Sunday, July 02, 2006

Sixty-nine years ago today, Amelia Earhart disappeared



On July 2, 1937, a Lockheed airplane piloted by aviator Amelia Earhart and her navigator Frederick Noonan was reported missing somewhere between New Guinea and Howland Island ( the nearest land 2,227 miles away), in the middle of the Pacific Ocean. A Coast Guard cutter, The Itasca, was in sporadic radio contact with her as she approached Howland Island. They received messages that she was lost and running low on fuel and the ship began sending out huge plumes of black smoke. She was unable to ever locate the ship, to land near it, or on it. She radioed that she was running out of fuel and may have tried to ditch (e.g., "land" on water and get in their lifeboat) in the ocean. No trace of Amelia or her navigator was ever found.

She became famous as the first woman to perform several feats of daring, including a transatlantic flight to Europe, and a solo nonstop across the United States (longer, but with a lot more places to land!). For duplicating Lucky Lindy's flight, she was awarded the Distinguished Flying Cross by Congress.

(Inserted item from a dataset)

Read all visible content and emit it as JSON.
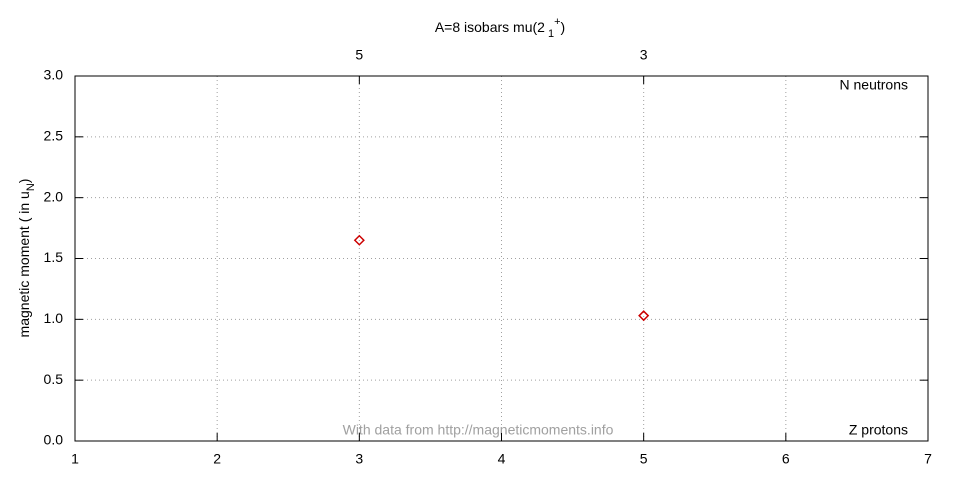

In 1935, in the first flight of its kind, she flew solo from Honolulu to Oakland, California, and won a $10,000 award posted by Hawaiian businessmen. Later that year, she was appointed to a sinecure at Purdue University. They bought her a Lockheed Electra airplane as a "flying laboratory." This is the plane that carried her, a couple of years later, into the great unknown.